I am not sure if we should do that. Most of the devices are PCI or PCIe.
Only some devices are "hybrid", the virtio devices, XHCI and I am not sure we have more.

> That would then protect things like
> XHCI as well.

I don't see a reason to have XHCI as Integrated Endpoint, I think it should be always
plugged into a root port. (for x86. arm and power)

   And for my purposes it would also make it easier to
> implement aa machine type specific hook to re-allow that configuration
> on pseries.

I agree we need a solution for PAPR.

What about a pcie_papr() function and then:

diff --git a/hw/virtio/virtio-pci.c b/hw/virtio/virtio-pci.c
index 5ce42af..2c646ae 100644
--- a/hw/virtio/virtio-pci.c
+++ b/hw/virtio/virtio-pci.c
@@ -1804,7 +1804,7 @@ static void virtio_pci_realize(PCIDevice *pci_dev, Error **errp)
          return;
      }

-    if (pcie_port && pci_is_express(pci_dev)) {
+    if ((pcie_port || pcie_parp()) && pci_is_express(pci_dev)) {
          int pos;

          pos = pcie_endpoint_cap_init(pci_dev, 0);


>
> At the moment XHCI and virtio-pci behave differently, which seems less
> than ideal.
>
>> 2. The second point is virtio specific. Not all the guests have virtio 1.0 support (e.g RHEL 6) and we allow them
>>    to use legacy virtio devices as Integrated Endpoints (following the thought that this is why we have Integrated Endpoints)
>>    Making the virtio devices PCI Express, but not virtio 1.0 is also problematic since now we will have too much
>>    types of virtio devices.
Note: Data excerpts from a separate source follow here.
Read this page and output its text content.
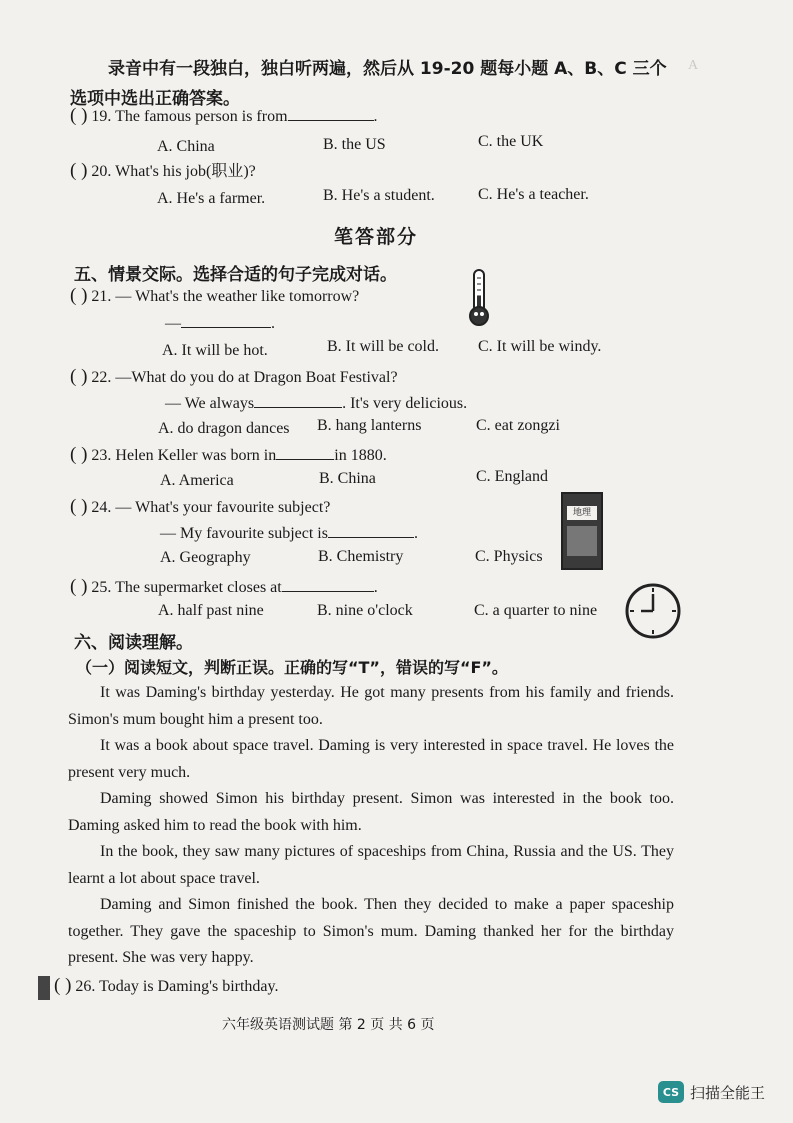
A
录音中有一段独白，独白听两遍，然后从 19-20 题每小题 A、B、C 三个
选项中选出正确答案。
( ) 19. The famous person is from	.
A. China	B. the US	C. the UK
( ) 20. What's his job(职业)?
A. He's a farmer.	B. He's a student.	C. He's a teacher.
笔答部分
五、情景交际。选择合适的句子完成对话。
( ) 21. — What's the weather like tomorrow?
—	.
A. It will be hot.	B. It will be cold. C. It will be windy.
( ) 22. —What do you do at Dragon Boat Festival?
— We always	. It's very delicious.
A. do dragon dances B. hang lanterns	C. eat zongzi
( ) 23. Helen Keller was born in	in 1880.
A. America	B. China	C. England
( ) 24. — What's your favourite subject?
— My favourite subject is	.
地理
A. Geography	B. Chemistry	C. Physics
( ) 25. The supermarket closes at	.
A. half past nine	B. nine o'clock	C. a quarter to nine
六、阅读理解。
（一）阅读短文，判断正误。正确的写“T”，错误的写“F”。
It was Daming's birthday yesterday. He got many presents from his family and friends. Simon's mum bought him a present too.
It was a book about space travel. Daming is very interested in space travel. He loves the present very much.
Daming showed Simon his birthday present. Simon was interested in the book too. Daming asked him to read the book with him.
In the book, they saw many pictures of spaceships from China, Russia and the US. They learnt a lot about space travel.
Daming and Simon finished the book. Then they decided to make a paper spaceship together. They gave the spaceship to Simon's mum. Daming thanked her for the birthday present. She was very happy.
( ) 26. Today is Daming's birthday.
六年级英语测试题 第 2 页 共 6 页
CS 扫描全能王
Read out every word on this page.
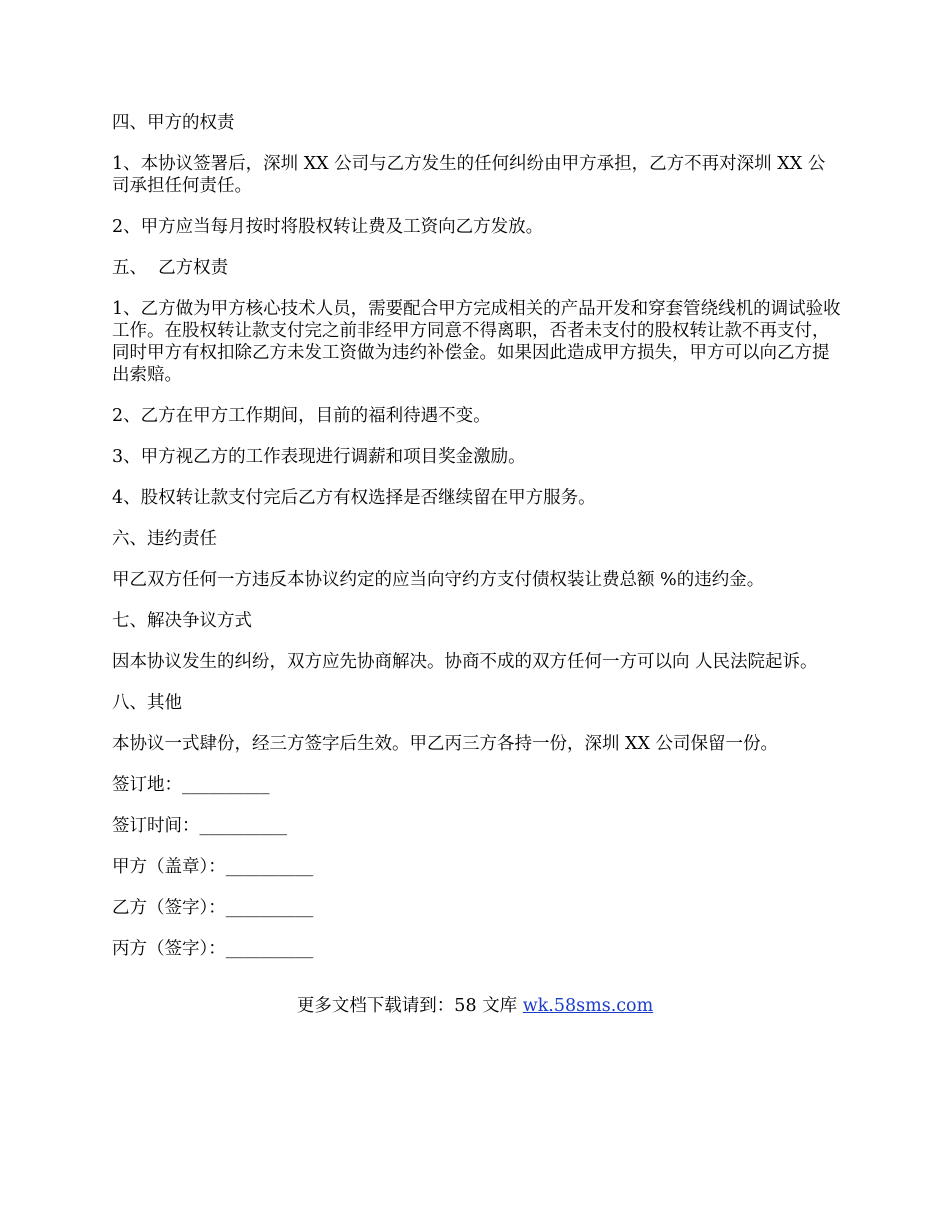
四、甲方的权责

1、本协议签署后，深圳 XX 公司与乙方发生的任何纠纷由甲方承担，乙方不再对深圳 XX 公司承担任何责任。

2、甲方应当每月按时将股权转让费及工资向乙方发放。

五、  乙方权责

1、乙方做为甲方核心技术人员，需要配合甲方完成相关的产品开发和穿套管绕线机的调试验收工作。在股权转让款支付完之前非经甲方同意不得离职，否者未支付的股权转让款不再支付，同时甲方有权扣除乙方未发工资做为违约补偿金。如果因此造成甲方损失，甲方可以向乙方提出索赔。

2、乙方在甲方工作期间，目前的福利待遇不变。

3、甲方视乙方的工作表现进行调薪和项目奖金激励。

4、股权转让款支付完后乙方有权选择是否继续留在甲方服务。

六、违约责任

甲乙双方任何一方违反本协议约定的应当向守约方支付债权装让费总额 %的违约金。

七、解决争议方式

因本协议发生的纠纷，双方应先协商解决。协商不成的双方任何一方可以向 人民法院起诉。

八、其他

本协议一式肆份，经三方签字后生效。甲乙丙三方各持一份，深圳 XX 公司保留一份。

签订地：__________

签订时间：__________

甲方（盖章）：__________

乙方（签字）：__________

丙方（签字）：__________

更多文档下载请到：58 文库 wk.58sms.com
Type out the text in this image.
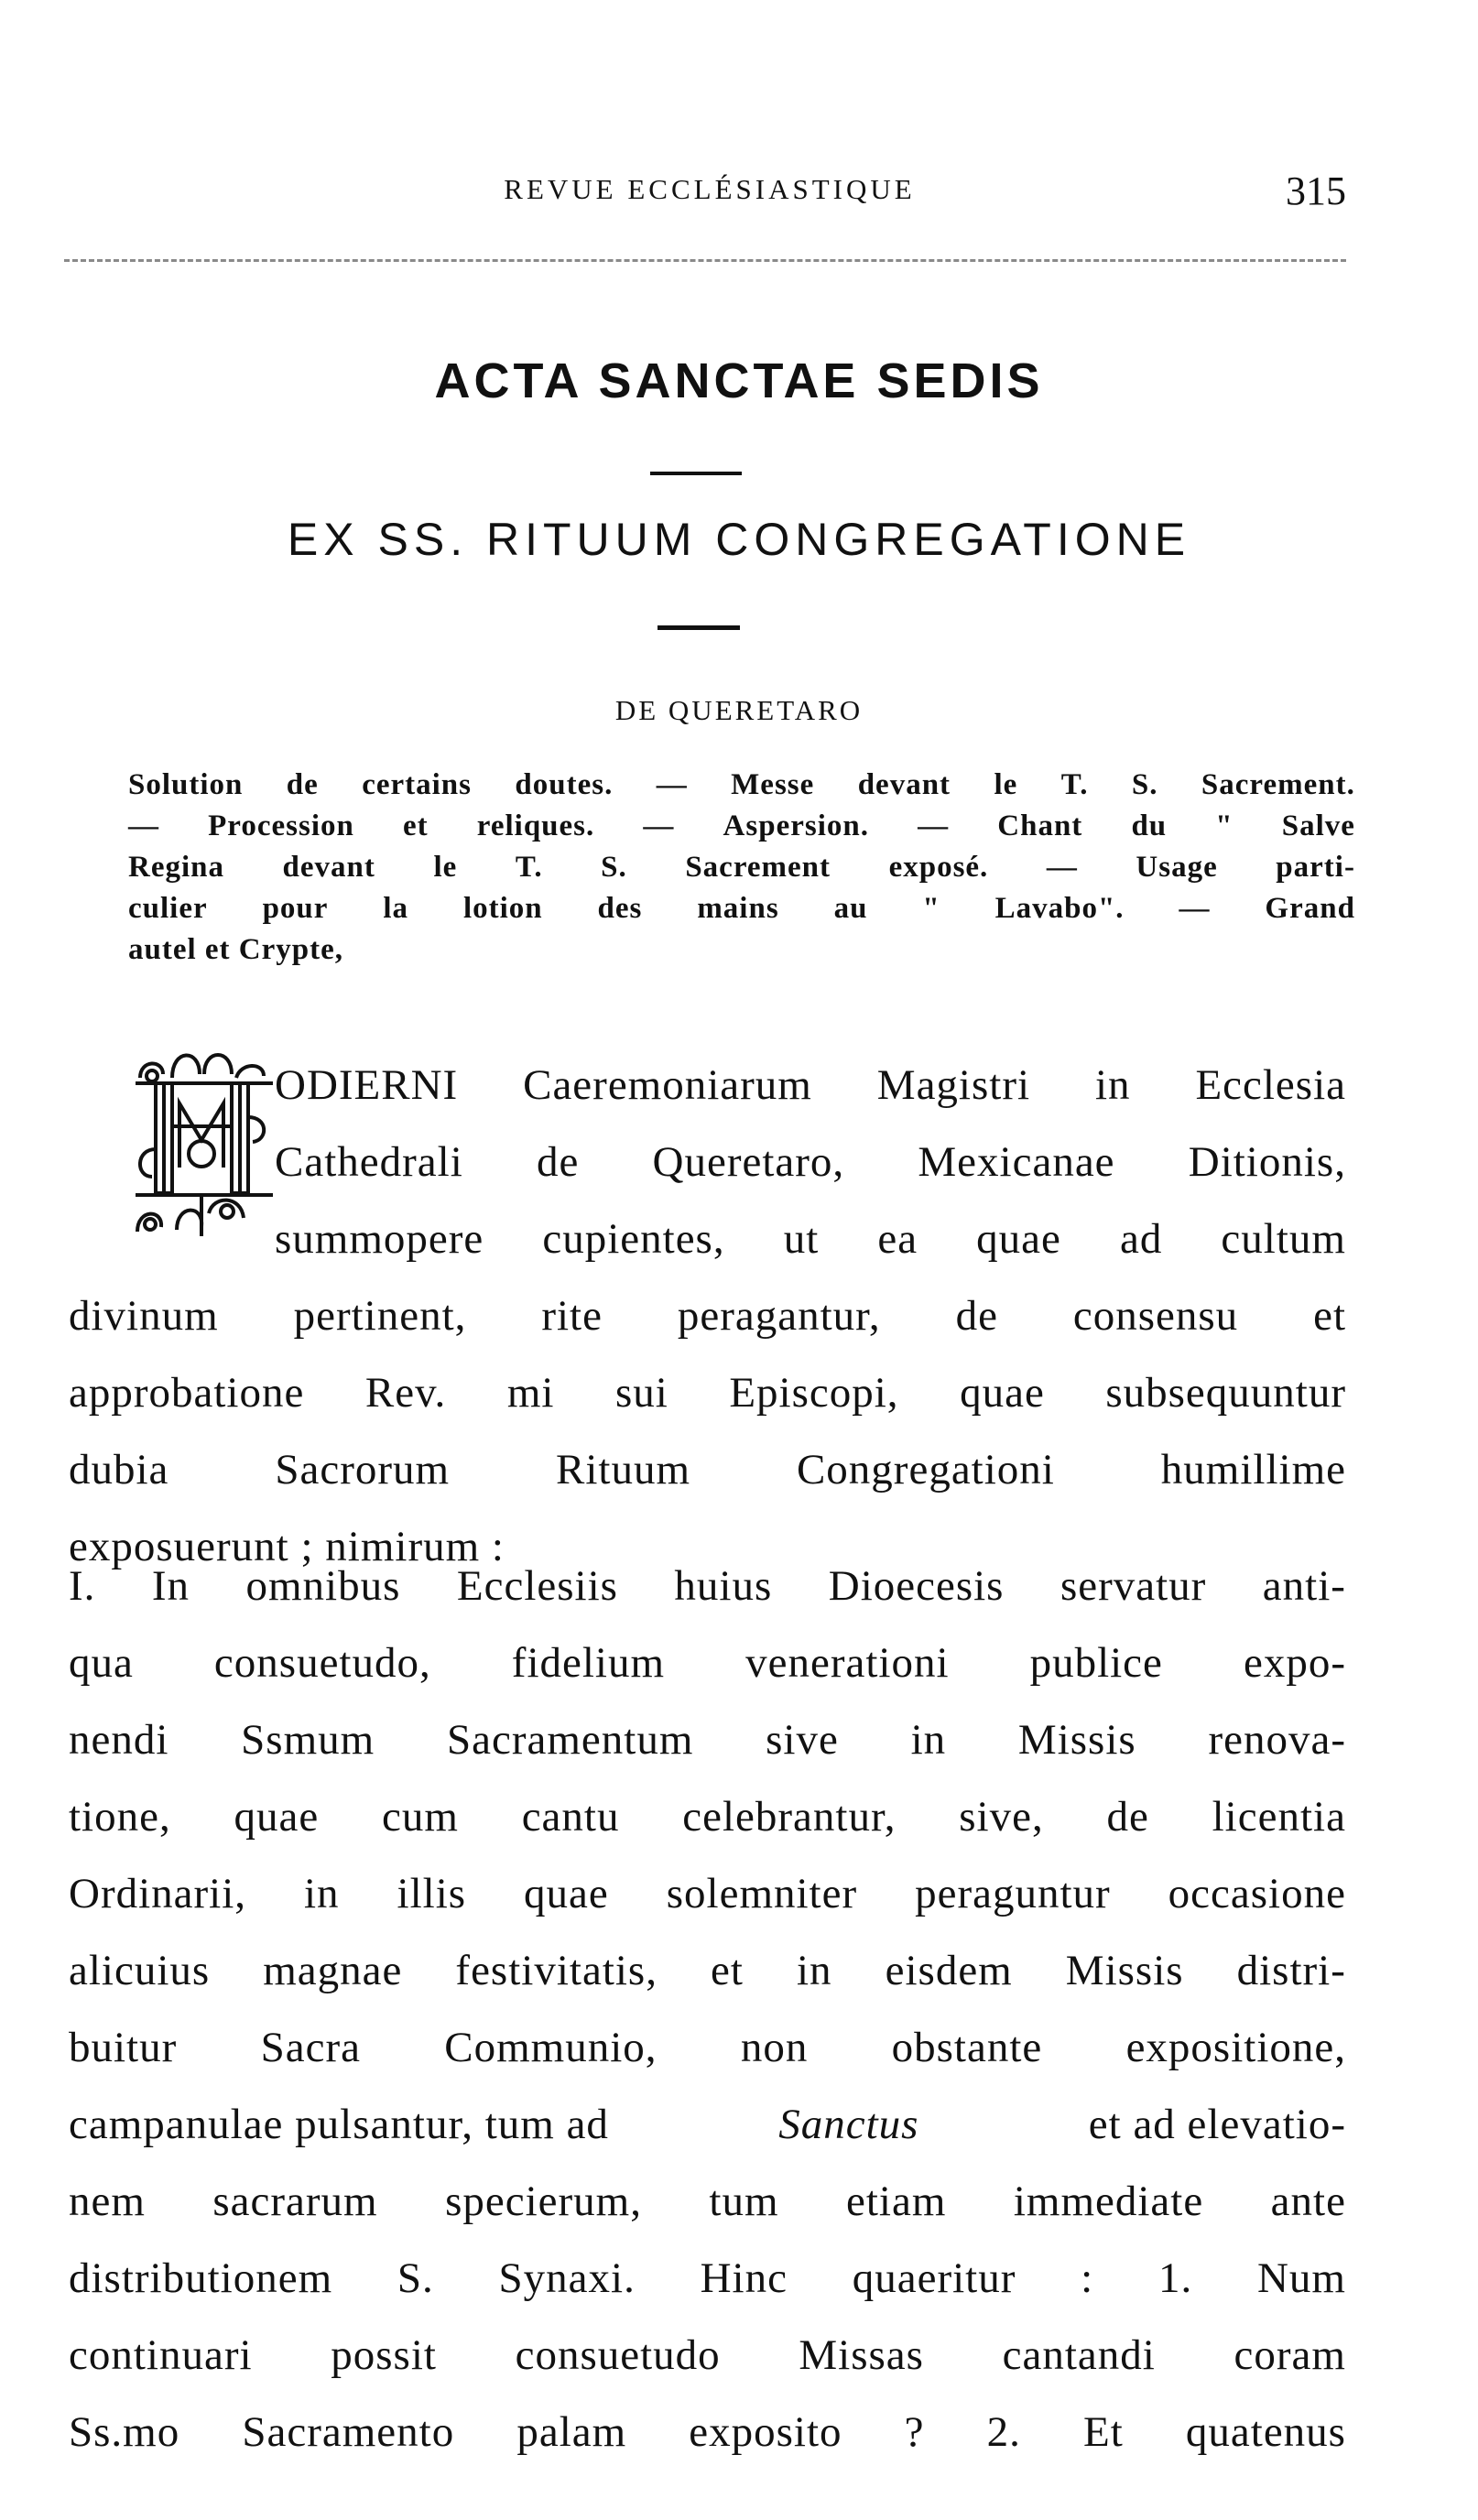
REVUE ECCLÉSIASTIQUE	315
ACTA SANCTAE SEDIS
EX SS. RITUUM CONGREGATIONE
DE QUERETARO
Solution de certains doutes. — Messe devant le T. S. Sacrement.
— Procession et reliques. — Aspersion. — Chant du " Salve
Regina devant le T. S. Sacrement exposé. — Usage parti-
culier pour la lotion des mains au " Lavabo". — Grand
autel et Crypte,
ODIERNI Caeremoniarum Magistri in Ecclesia
Cathedrali de Queretaro, Mexicanae Ditionis,
summopere cupientes, ut ea quae ad cultum
divinum pertinent, rite peragantur, de consensu et
approbatione Rev. mi sui Episcopi, quae subsequuntur
dubia Sacrorum Rituum Congregationi humillime
exposuerunt ; nimirum :
I. In omnibus Ecclesiis huius Dioecesis servatur anti-
qua consuetudo, fidelium venerationi publice expo-
nendi Ssmum Sacramentum sive in Missis renova-
tione, quae cum cantu celebrantur, sive, de licentia
Ordinarii, in illis quae solemniter peraguntur occasione
alicuius magnae festivitatis, et in eisdem Missis distri-
buitur Sacra Communio, non obstante expositione,
campanulae pulsantur, tum ad	Sanctus	et ad elevatio-
nem sacrarum specierum, tum etiam immediate ante
distributionem S. Synaxi. Hinc quaeritur : 1. Num
continuari possit consuetudo Missas cantandi coram
Ss.mo Sacramento palam exposito ? 2. Et quatenus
We want to keep it simple: virtio legacy
>>    -> PCI, virtio modern -> PCIe.
>
> Ok.. it's not obvious to me why integrated endpoint vs. under a root
> port is relevant to this.  Can't we enable/disable PCIe mode based
> directly on the legacy/modern settings?
>

Yes, we can, but we don't want to do that. Previous setups will stop working
and we will need libvirt to mange the disable-* properties.
As a matter of fact the code today is after some discussions with libvirt guys.


>> (*) A while ago Alex Williamson found such of issue, I think is this one:
>> 0282ab (vfio/pci: Hide device PCIe capability on non-express buses for PCIe VMs)
>
> It's also not clear to me why this fix is relevant to the question.
> That change disables the PCIe capability on a bus which is
> not-express, but is under an express root bridge (and is therefore
> clearly *not* on the root bus).  For the case I'm talking about the
> *is* on an express bus and it *is* the root bus.  AFAICT that patch
> would be relevant only for devices under a PCIe-to-PCI bridge on a
> PCIe system.
>

I might have selected the wrong patch.

Thanks,
Marcel


>>>> be appreciated too, if that makes sense. (By default we aim at
>>>> multi-arch / multi-target with this document; we may not have stated it
>>>> explicitly, but AFAIR we intend to cover aarch64 / "virt" too.)
>>>
>>> Right, that was my understanding as well.
>>>
>>
>> Indeed, we want the document to support them all. If PAPR is different, we should mention it.
>
> Sure.  I'm trying to work out what we can/should do for pseries first;
> I'll write something up for the docs when I have something I think is
> ready to merge.
>